POEIRA
Não
sei se falo ou não, mas eu ando perturbada, e se te conto é para endireitar os
fatos, apesar de desconfiar que esteja condenada a um longo e lento martírio.
Não
sei bem em que dia, o relógio despertou-nos no horário e, depois que servi o
café, todos se encaminharam ao trabalho. Fiquei só. Como sempre, iniciei pelos
quartos no andar de cima da casa. Abri as janelas, sacudi bem as cobertas,
alisei os lençóis das camas, juntei a roupa para a lavanderia e desci as
escadas em direção à cozinha. Foi com um duro golpe na cabeça, que percebi que
havia caído e rolado escada abaixo. De um barulho infernal sobreveio um
silêncio ensurdecedor e, sem saber bem o porquê, adormeci.
Acordei
assustada, demorei alguns minutos para entender que já era quase noite e que o
lusco-fusco invadia casa adentro pela janela da frente.
Quis
apressar-me, precisava retirar o pó dos móveis. Todo o santo dia reviro os
armários para passar um paninho.
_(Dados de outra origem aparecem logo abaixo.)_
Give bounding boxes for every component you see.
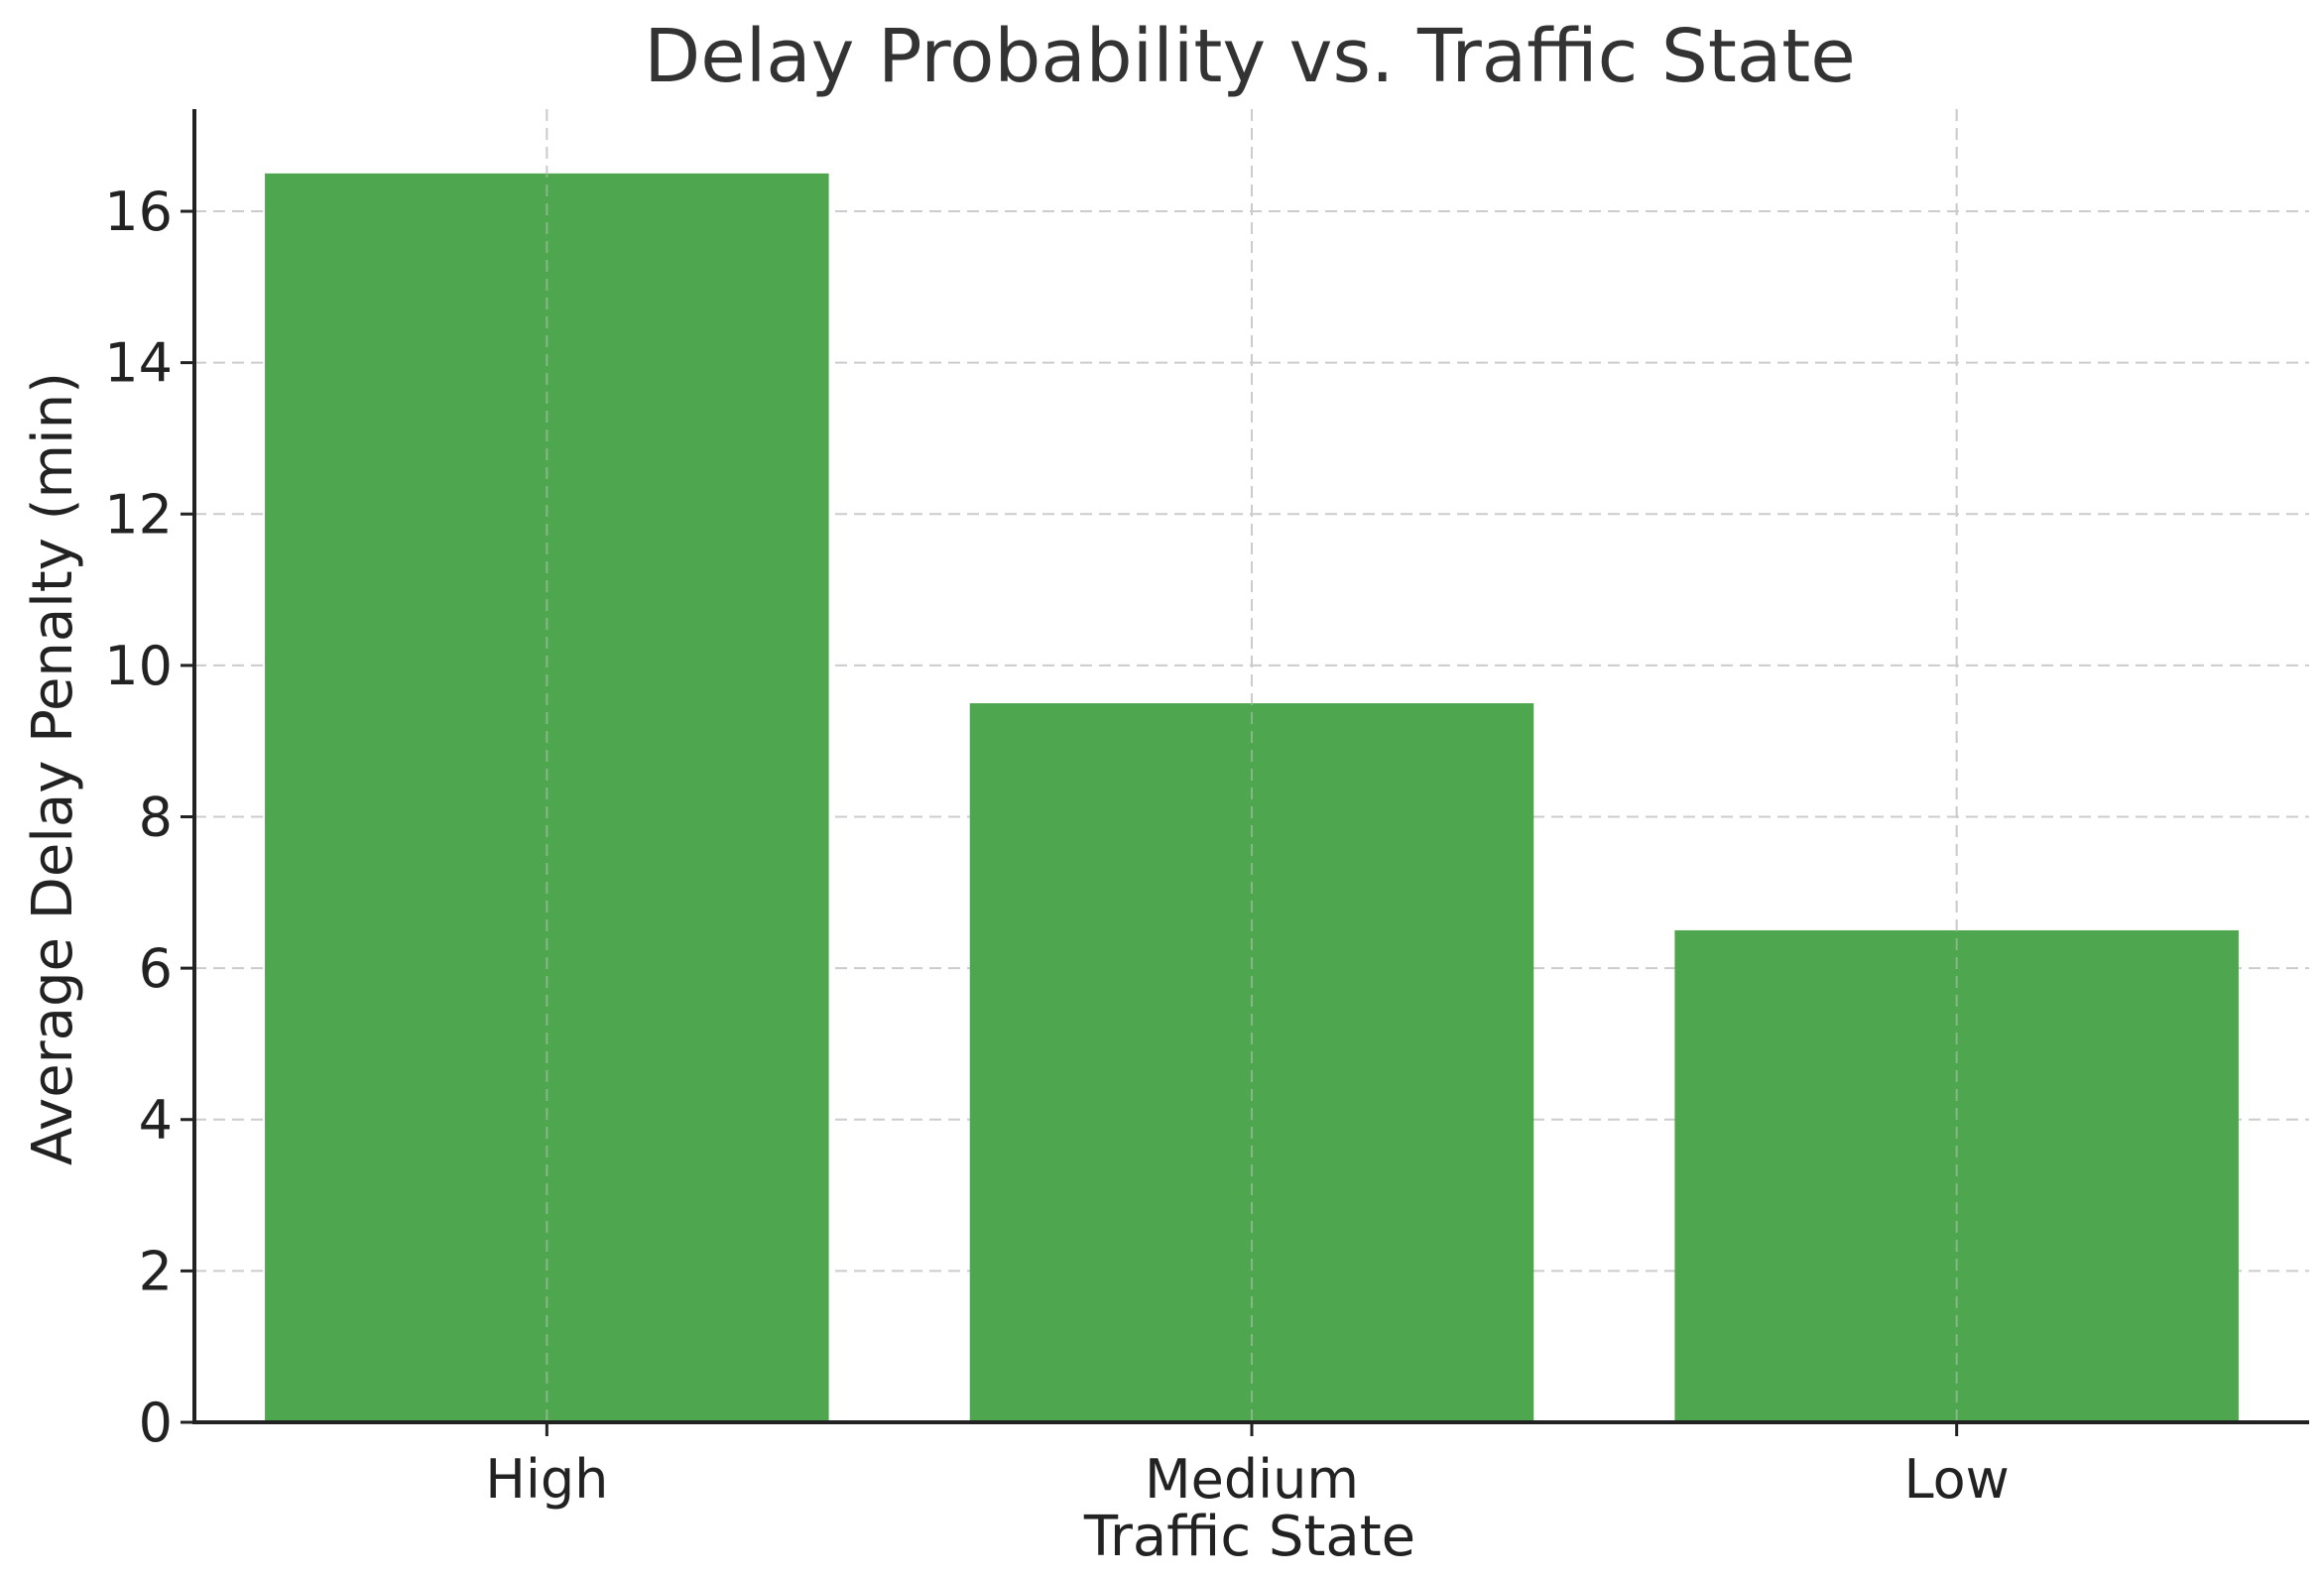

De tanto limpar aprendi a identificar a poeira
em suas diferentes tonalidades – do branco gesso ao âmbar claro, dos tons do
ocre ao verde musgo até o cinza escuro – e dependendo da cor, sei bem de onde
vem aquele pozinho nojento que limpo, limpo e retorna todo o santo dia. Com
habilidade, sempre fiz chegar o paninho às prateleiras onde guardo os brancos
lençóis de linho bordados à mão; ao rodapé da escrivaninha de cedro; à lombada
dos livros na sala de estar; por entre os desenhos externos da cristaleira e às
caixas guardadas na parte de cima dos guarda-roupas – reduto preferido da
poeira.
Refeita
da queda, resolvi iniciar meu trabalho doméstico. Foi quando notei que não
estava sozinha. Havia uma mulher de bruços no meu sofá. Cheguei mais perto. O
rosto enterrado no assento, meio de lado, estava completamente desfigurado. Uma
das pernas pendia em direção ao chão como prova de um último esforço. Senti
náuseas e fiquei estonteada, virei de costas, pois aquela imagem me era
insuportável. Respirei fundo e fiquei mais tonta ainda.
Como
entrou, se a porta estava fechada? Se te conto é para achar uma lógica que me
explique tudo pelo que venho passando.
Permaneci
de costas para ela, por um bom tempo, mas precisava tomar coragem e ter
certeza. Segurei o pulso sem olhar direito. Estava morta. Como explicar isso à
minha família, todos trabalham tanto, mal param em casa. Não, não iria
incomodá-los com aquela mulher deitada no meu sofá da sala e a casa por limpar.
Não
sei bem quanto perdi ali, pois perdi também a noção do tempo, e o ar estava
cada vez mais irrespirável. Uma exalação fétida começava a emanar do corpo
inerte. Não suporto mais esse cheiro, essa sujeira toda na minha sala, com que
tenho convivido e que me leva quase que à beira da loucura.
Há
dias não tiro o pó, ninguém tira. A noite já desceu várias vezes e nenhum dos
meus chega do trabalho, o que me deixa extremamente aflita. Numa massacrante
rotina de espera não como, nem bebo, mas não me faz falta, só me incomoda mesmo
essa poeira cinza, tomando conta do meu corpo. Invadindo tudo, esfarelando-se
em mim.
Prisioneira
nesta sala de luz bruxuleante, eu ando perturbada, e se te conto é porque
preciso de resposta.
–
Estarei morta, sem conseguir morrer?